You see, “When the monster stops growing, it dies.” This is one of my favorite lines from The Grapes of Wrath. It means that companies grow because they have to. If they don’t grow, they will die. When Circuit City stopped growing its talented sales force, Best Buy killed it. When General Motors failed to reduce costs fast enough, Toyota killed it. Now that Research in Motion and Samsung keep repackaging the same boring cell phones, failing to innovate fast enough, Apple is killing them.
The difference between survival and death for businesses, and for individual business careers, is growth. Continuous improvement is no longer an “above and beyond” trait for individuals or organizations. Continuous improvement is the only way to stay at the dinner table. And the only way to excel (i.e. for an organization to dominate an industry; or for an individual to climb the corporate ladder) is to grow at a faster rate than your industry and peers.

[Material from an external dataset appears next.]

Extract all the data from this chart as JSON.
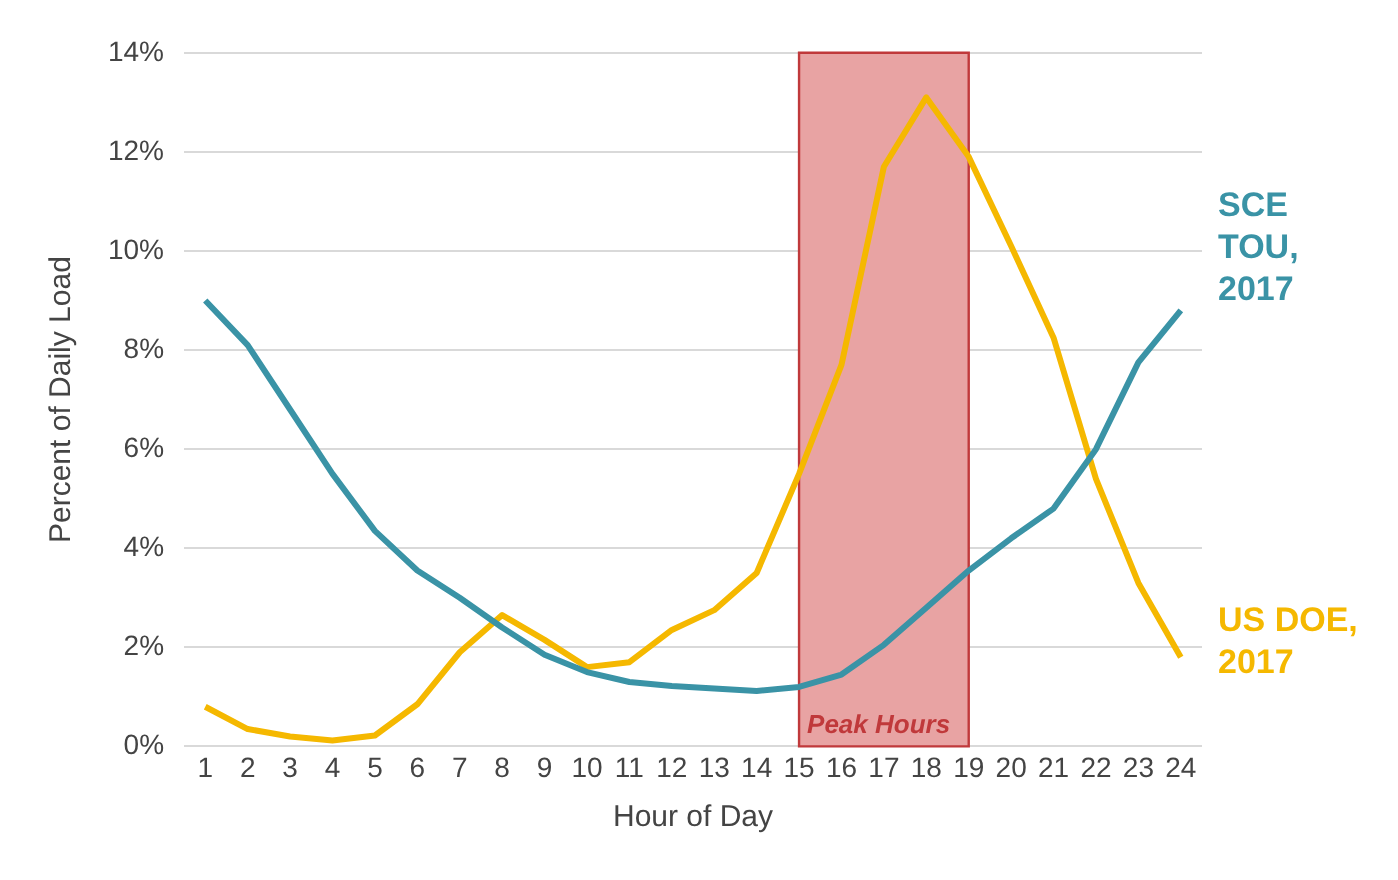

Personally, I can grow by better balancing discipline and innovation. I have a good plan for how to manage my region on a day-to-day basis. My challenge is to not get distracted by side projects and to execute my plan. This is a tough balancing act for me, because new projects can lead to effective new ideas and more exposure. But too many side projects and too many new ideas can pull me away from the basic behaviors I know are effective (see my communication plan from last week’s post). In the second half of last year, I felt myself tipping the scale too far in the direction of innovation, and I lost some discipline. I’m working on tipping the scale back to a more disciplined approach right now.
Another area I can grow is improving my internal network. I’m learning how important relationships are to success at an executive level. My high D personality (see my DISC results here) makes getting things done naturally easy, but building effective relationships naturally difficult. I have strong professional relationships with those I have interacted with frequently, like those who report to me, but I’m lousy at small talk. This makes it hard for me to make new ties with executives, department heads and peers that I interact with infrequently. I’m working on keeping in touch with individuals throughout my organization.
I tell my coworkers the same thing I tell myself – there are only two types of people working at my company. Those who will grow with the company, and those whom the company will pass by. Everyone has to choose which employee they will be. I’ve made my choice.